WEDNESDAY SEPTEMBER 21: Slowdown worse than thought: Italy downgraded; IMF lowers forecasts for global economy
WASHINGTON: The global economy is much weaker than believed just months ago, and growth will pick up only slightly next year, the International Monetary Fund said Tuesday. The IMF lowered its growth forecasts for the global economy to 4.0 percent for 2011 and 2012, saying activity had "weakened significantly," but warned of a return to recession if Western leaders fail to get their economies back on track.
"The evidence points to continued, uneven growth," the IMF said in a twice-yearly outlook report. The global economy, which rebounded in 2010 following the 2008-2009 Great Recession, has been dragged down by problems in the advanced countries, particularly the United States and the eurozone, it said.
And emerging market economies that have been the recovery's driving force, such as China and India, will not escape unscathed from the weakness in the advanced economies, the Washington-based lender said. The IMF's World Economic Outlook report said global growth will be half a percentage point lower than it estimated in June, and well below the 5.1 percent pace in 2010.
"Anemic" consumption in advanced economies and spiking financial volatility over worries about US and eurozone public debt have put the brakes on growth. The slower recovery in advanced economies this year was "a development we largely failed to perceive as it was happening," acknowledged Olivier Blanchard, the chief economist of the 187-nation institution.

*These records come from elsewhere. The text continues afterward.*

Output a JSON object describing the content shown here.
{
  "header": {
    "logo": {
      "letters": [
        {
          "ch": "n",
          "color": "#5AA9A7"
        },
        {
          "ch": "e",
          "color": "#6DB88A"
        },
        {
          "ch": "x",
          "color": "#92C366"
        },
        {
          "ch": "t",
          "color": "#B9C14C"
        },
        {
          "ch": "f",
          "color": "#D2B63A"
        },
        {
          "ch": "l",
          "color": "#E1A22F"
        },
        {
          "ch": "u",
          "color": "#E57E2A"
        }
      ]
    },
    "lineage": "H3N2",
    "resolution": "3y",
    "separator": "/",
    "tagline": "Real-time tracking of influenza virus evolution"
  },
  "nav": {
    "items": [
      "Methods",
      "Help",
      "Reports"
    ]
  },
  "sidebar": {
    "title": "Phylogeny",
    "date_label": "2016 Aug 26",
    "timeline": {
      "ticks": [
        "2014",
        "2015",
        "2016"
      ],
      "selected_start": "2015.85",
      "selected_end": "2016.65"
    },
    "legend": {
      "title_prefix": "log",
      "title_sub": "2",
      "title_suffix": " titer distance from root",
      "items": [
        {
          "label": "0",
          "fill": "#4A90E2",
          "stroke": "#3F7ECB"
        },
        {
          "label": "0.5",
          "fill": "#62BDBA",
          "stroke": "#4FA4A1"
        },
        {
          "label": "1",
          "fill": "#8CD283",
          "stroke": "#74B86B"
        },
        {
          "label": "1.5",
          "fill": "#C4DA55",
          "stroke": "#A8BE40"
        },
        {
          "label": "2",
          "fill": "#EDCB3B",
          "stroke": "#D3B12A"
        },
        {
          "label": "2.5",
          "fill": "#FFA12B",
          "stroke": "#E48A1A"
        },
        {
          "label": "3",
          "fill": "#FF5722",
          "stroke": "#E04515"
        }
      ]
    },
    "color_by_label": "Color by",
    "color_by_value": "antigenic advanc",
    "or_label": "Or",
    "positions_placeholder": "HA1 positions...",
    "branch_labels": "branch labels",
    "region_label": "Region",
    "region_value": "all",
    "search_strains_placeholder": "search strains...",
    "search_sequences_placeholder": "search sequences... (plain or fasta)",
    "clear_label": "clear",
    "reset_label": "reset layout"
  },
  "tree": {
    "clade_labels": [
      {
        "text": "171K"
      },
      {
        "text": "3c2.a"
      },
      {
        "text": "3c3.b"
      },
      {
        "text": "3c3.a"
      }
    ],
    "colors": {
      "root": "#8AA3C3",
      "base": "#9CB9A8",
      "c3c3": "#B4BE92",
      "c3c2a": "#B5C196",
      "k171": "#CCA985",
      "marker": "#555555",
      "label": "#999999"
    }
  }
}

A large increase in fiscal and financial uncertainty gathered steam in August, roiling financial markets as investors watched political gridlock in Washington over US debt and deficits and the spreading contagion of Greece's debt crisis in the eurozone. "Markets have clearly become more sceptical about the ability of many countries to stabilise their public debt," Blanchard said in a statement. "Strong policies are urgently needed to improve the outlook and reduce the risks," he said.
Reuters adds: Standard & Poor's cut Italy's credit rating in a surprise move that increased strains on the debt-stressed eurozone, and the International Monetary Fund said Europe's leaders were failing to act decisively enough to resolve the crisis.
Analysts said the one-notch downgrade, citing poor growth prospects and political instability, was ominous for the global economy and would add to mounting strains on European banks as talks to avoid a Greek default dragged on. S&P's rating is now three notches below rival agency Moody's, putting Italy below Slovakia and on a par with Malta.
"There is a wide perception that policymakers are one step behind the action, markets," IMF chief economist Olivier Blanchard told a news conference after the Fund warned both Europe and the United States could slip back into recession. "Europe must get its act together," he said.
Italy's downgrade overshadowed signs of progress in Greece's negotiations with international lenders to avoid running out of money within weeks, and news that Brazil was willing to pump in $10 billion through the IMF to aid Europe. "Italy is a much bigger deal than Greece," said Kathy Lien, director of currency research at GFT in New York.
Italian Prime Minister Silvio Berlusconi said S&P's decision did not reflect reality and his government was already preparing measures to spur growth. "The assessments by Standard & Poor's seem dictated more by newspaper stories than by reality and appear to be negatively influenced by political considerations," Berlusconi said.
Under mounting pressure to cut its debt, the Berlusconi government pushed a 59.8 billion euro austerity plan through parliament last week, pledging a balanced budget by 2013. But there has been little confidence that the much-revised package of tax hikes and spending cuts, agreed only after repeated chopping and changing, will do anything to address Italy's underlying problem of stagnant growth.
"We believe the reduced pace of Italy's economic activity to date will make the government's revised fiscal targets difficult to achieve," S&P said in a statement. Europe has come under increasing global pressure to resolve a crisis that has seen numerous sovereign rating downgrades and financial rescues for Greece, Portugal and Ireland. A bailout of Italy would overwhelm eurozone resources.
Analysts said the crisis should be addressed by policymakers starting with the US Federal Reserve Board meeting on Tuesday and Wednesday and the G20 and IMF/World Bank in Washington later in the week. "I think it's going to necessitate some sort of action by the G20 this weekend," said Lien. That leaves plenty of scope for disappointment. The United States has heaped pressure on eurozone leaders to act more decisively but has received a decidedly cool response.
An EU document, obtained by Reuters, showed the bloc will call on China to boost domestic demand and on the United States and Japan to tackle their public deficits as part of global efforts to rebalance growth, suggesting there will be no meeting of minds in Washington.
A government official in Berlin said Germany would stress the importance of consolidating public finances, a rebuff to US calls for Europe's stronger economies to provide more stimulus. In the latest signs of stress on the banking system due to the debt crisis, three sources said Bank of China had stopped foreign exchange forwards and swaps trading with top French banks Societe Generale, BNP Paribas and Credit Agricole as well as Switzerland's UBS. The Bank of China's decision reflected a broad unease about counterparty risk in the eurozone crisis, three sources with direct knowledge of the matter said.